The business in the front and the party in the back must work together. Albeit with programming, it’s usually a party in the front and business in the back. Which is much better looking than a mullet.
Whatever metaphor you chose, that a program’s front end and back end must work together goes without saying; when one end is broken, users will miss out on the inherent awesomeness of the other. An ugly Angelfire-era front end, and users will likely stop checking out the amazing functionality of the back end. Buggy back ends, and a person can’t even become a user–there’s nothing there to even use. And so you get the collective shrug (“Eh. Whatever. There’s lots of other rad apps out there”); the collective scream (“Why won’t this bleepin’ thing work?!”); or the collective siren (“SECURITY BREACH! SECURITY BREACH!”). All are potential death knells for your app, and the latter, potentially the death knell for so much more.
So save your users the frustration and potentially life-altering problems of a failed app or website and get your code good and running before living beings attempt to use it. Easier said than done in some cases. Refactoring is tough. Refactoring legacy code is tougher.
More code = more broken code
As a rule in life, I generally tiptoe around the “less is more” axiom. Baroque art appeals to me more than Neoclassical; I’d rather eat steak, potatoes, and scallops instead of just steak and potatoes; I like more clothes in my closet rather than fewer. Sometimes more is more. And (sometimes) it’s better.
If you have to manipulate a return value, think about why you got that return value in the first place
But I noticed a few things, psychologically, about how I code. My original Rails code was pretty tight. It did exactly what it needed to do with no serious frills attached. And the whole time I was coding it, I felt like I was in charge of the code, rather than just twisting its output around to manipulate and mold it into what I needed. I was one with the code.
Contrast this with my first Ruby CLI scraping project, where the code was not so tight. In fact, that’s a project I would definitely like to refactor to make it tighter. Granted that was my first code project ever, but I knew from that experience that the way I was coding was just taking what I got from an original function and forcing it to give me the result I desired–which led to a lot of extra code. And a lot of extra bugs.
I did notice that this type of “coding behavior” as it were was distinctly tied to front end development. I was trying get an acceptable looking result for the user no matter the cost to my code. Takeaway: I need to be a better front end coder. I am still learning to recognize patterns and fixes for these patterns. It’s a work in progress. But at least I’m a learning work in progress, and I did discover one big fix . . .

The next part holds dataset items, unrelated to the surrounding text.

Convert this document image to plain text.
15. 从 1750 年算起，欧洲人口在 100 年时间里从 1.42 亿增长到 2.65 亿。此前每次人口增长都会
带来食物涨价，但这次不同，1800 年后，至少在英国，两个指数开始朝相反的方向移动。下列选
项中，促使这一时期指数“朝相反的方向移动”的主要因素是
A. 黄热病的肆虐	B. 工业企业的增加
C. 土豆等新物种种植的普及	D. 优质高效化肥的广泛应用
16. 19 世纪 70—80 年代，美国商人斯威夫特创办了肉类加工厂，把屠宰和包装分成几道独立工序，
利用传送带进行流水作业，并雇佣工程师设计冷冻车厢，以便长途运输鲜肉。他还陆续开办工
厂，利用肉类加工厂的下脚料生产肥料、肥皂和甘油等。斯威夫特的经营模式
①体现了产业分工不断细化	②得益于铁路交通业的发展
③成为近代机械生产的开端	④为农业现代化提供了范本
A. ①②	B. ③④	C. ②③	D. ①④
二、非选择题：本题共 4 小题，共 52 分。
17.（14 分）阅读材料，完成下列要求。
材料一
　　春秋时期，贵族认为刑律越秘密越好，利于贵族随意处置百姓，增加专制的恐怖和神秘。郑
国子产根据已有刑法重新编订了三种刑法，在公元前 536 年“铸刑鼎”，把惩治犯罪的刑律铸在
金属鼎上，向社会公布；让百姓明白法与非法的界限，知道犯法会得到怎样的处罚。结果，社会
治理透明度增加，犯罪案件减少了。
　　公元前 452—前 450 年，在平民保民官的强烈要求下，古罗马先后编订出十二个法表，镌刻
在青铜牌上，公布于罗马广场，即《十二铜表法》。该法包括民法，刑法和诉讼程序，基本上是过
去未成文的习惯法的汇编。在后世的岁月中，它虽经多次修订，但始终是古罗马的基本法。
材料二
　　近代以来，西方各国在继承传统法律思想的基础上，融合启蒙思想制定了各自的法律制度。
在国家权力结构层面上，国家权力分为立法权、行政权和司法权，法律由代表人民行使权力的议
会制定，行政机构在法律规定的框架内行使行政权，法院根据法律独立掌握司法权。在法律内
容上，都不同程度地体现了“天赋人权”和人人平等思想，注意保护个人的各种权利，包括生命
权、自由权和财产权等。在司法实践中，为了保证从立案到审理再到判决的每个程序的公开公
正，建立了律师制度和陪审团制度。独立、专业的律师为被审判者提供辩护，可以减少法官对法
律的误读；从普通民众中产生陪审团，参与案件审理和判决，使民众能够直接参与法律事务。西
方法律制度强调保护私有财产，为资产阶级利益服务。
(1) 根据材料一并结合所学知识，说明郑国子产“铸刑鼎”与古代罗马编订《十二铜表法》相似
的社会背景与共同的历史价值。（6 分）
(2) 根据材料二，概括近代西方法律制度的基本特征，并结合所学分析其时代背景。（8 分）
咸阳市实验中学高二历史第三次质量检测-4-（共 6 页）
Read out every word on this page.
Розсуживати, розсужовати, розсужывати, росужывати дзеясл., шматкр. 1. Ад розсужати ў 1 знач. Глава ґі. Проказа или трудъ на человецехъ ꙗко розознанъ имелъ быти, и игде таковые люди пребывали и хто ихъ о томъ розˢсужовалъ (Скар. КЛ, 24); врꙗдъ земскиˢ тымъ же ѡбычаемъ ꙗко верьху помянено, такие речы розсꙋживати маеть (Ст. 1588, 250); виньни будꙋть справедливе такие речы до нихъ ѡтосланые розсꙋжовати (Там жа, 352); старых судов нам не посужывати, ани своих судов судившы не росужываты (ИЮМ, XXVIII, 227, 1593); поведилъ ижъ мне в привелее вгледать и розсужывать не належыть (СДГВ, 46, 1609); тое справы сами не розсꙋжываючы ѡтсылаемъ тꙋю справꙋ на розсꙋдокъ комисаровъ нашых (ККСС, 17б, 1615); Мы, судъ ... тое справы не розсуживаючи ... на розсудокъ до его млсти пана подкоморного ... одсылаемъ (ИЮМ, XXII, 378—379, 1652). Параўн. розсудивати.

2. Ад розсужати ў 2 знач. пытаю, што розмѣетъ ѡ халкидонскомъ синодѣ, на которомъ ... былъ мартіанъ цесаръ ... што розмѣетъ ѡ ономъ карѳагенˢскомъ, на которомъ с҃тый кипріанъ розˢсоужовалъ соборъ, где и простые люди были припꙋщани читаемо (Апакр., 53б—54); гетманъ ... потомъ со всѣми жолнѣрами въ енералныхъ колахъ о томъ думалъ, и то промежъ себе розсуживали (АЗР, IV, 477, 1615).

Compartmentalize your code
You don’t need one function to do everything. In fact, one function shouldn’t do everything. Place large chunks of code–especially HTML that you might need to spit out later–into smaller functions with pithy, to-the-point names like,
showNoteForm. This has so many, many advantages: debugging is easier–you only have to fix things once even if you use a chunk of code multiple times; these smaller helper functions make your main functions easier to read–you can clearly tell what your larger function is handling; and finally, these helper functions serve as a tool chest for future functions–need to spit out a new form for something? There’s a function for that. Plus compartmentalizing has a psychological effect: you are in charge of your code now. Cat is in the box.
Single Responsibility leads to unity
This principle of single responsibility–one function does one thing and returns a controlled value–is a lynch pin. I was able (at least in several instances) to check myself, and say “Ok. I’m adding another line of code here. Why? Can I separate this functionality elsewhere?”. I also began to recognize when code was getting repetitive–do I really need to regenerate that form or can I isolate it into a function and just use that function?” One function, one goal.
Single Responsibility leads to a more harmonious front end and back end experience: one bug can still crash the whole production, but because it’s been isolated, it doesn’t have to. And it can be more readily fixed. Each singly responsible function unit works toward the end goal of the app.
So now I know–and not just know know, but know in that kind of lived-experience sort of way–of my own psychological (and logical) ticks and the principles behind beautiful code. It will take time to undo the habit of adding more lines to manipulate return values. But I’m in it to be a better coder. I’ll get there. You might even say, that at this moment, in this context, it’s my single responsibility.